Una mañana desperté con un impulso distinto. La noche anterior estuve reunido con unos amigos con quienes no solo compartía lecturas, sino también una afición por la poesía. Nos autodenominamos «Bocanada» en honor al álbum del mítico Gustavo Cerati. Por entonces, había separado mi vacante para el examen de admisión a la carrera de Administración de Empresas en la Universidad de Lima.

Después de la reunión entre amigos sobre la vida, sus contrariedades y el destino, decidí que no podía hacer otra cosa que no estuviera ligada a escribir. Atravesé la sala, fui a la habitación de mis padres y les dije que no iría al examen de admisión porque la carrera no me apasionaba. Hubo un silencio. No quería ser administrador porque significaba tener los bolsillos llenos, pero el corazón vacío. Lo único que sabía era que nada me seducía más que leer y escribir. Los libros me parecían una puerta a otra dimensión, la entrada a un recinto inhabitado.

Me apoyaron a pesar de todo lo que involucra el oficio de escritor, especialmente en un país donde la cultura está desplazada. Vivir de ello en el Perú, realizando una paráfrasis de Vargas Llosa, denotaba tener otros trabajos alimenticios para subsistir. Nadie vivía de escribir plenamente. Supe que tendría otros oficios que no interrumpieran mi vocación, pero que me permitirían tener una existencia digna y prolongada. 

El periodismo apareció como una puerta grande, un abanico de posibilidades. No era como estudiar Literatura, porque adentrarse a la prensa era descubrir el mundo de la televisión, la radio, los periódicos, las revistas. El inquietante universo paralelo donde se entretejían historias reales, de carne y hueso. Me sedujo la prensa escrita por el vínculo que encontraba Gabriel García Márquez entre el periodismo y la literatura: dos vértices de una misma madeja.

Tuve la oportunidad de iniciarme a una edad temprana. Ni siquiera había tenido mi primera clase de periodismo en la universidad. El medio de comunicación fue mi aula inicial, donde aprendí de los consejos de un editor y la experiencia de los más veteranos. Recuerdo los diálogos en la sala de redacción, las locuciones, la rapidez informativa y la forma en cómo se ejercía sobre el ruedo, encima de la presión, a contrarreloj. 

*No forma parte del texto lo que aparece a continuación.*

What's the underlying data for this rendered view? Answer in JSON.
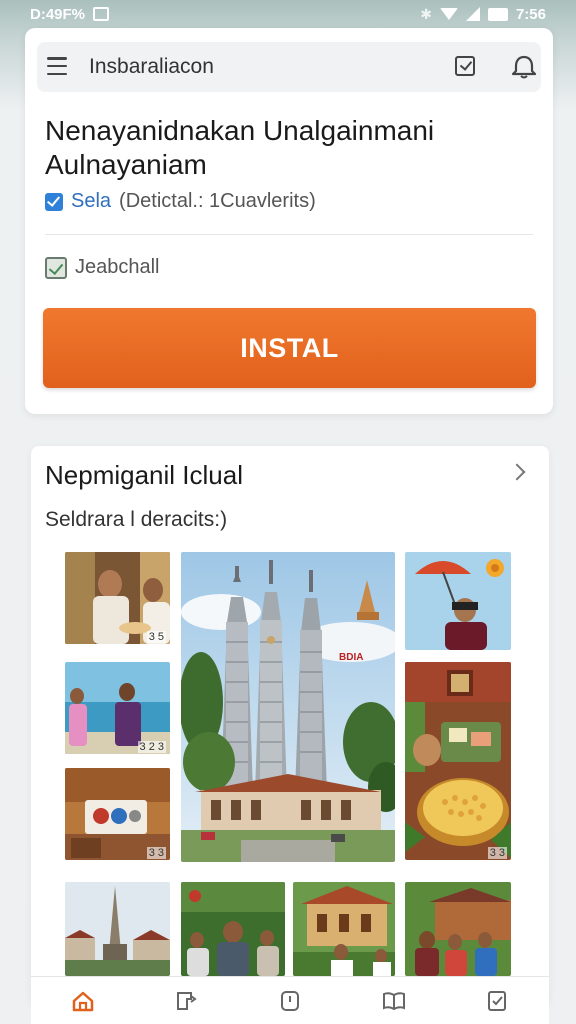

Dejó de ser un oficio para convertirse en un modo de pensar, sentir, medir la vida y su intensidad. Podía trabajar fines de semana o días feriados mientras escribía en simultáneo mis intentos de novelas, pequeños poemas y fragmentos desordenados que arrumaba sobre mi escritorio. Como todo joven, tenía incertidumbre, miedo del porvenir; pero me convencí en que debía vencerme a mí mismo para aceptar la felicidad como me la habían obsequiado los dioses del olimpo: a través de una pequeña biblioteca y un lapicero como artillería. Escribir es mi forma de liberarme de las ataduras, persistir y conocer facetas que aún no termino de descubrir. Escribo por intuición, placer o desidia; pero siempre con el corazón en la mano, errático, envalentonado.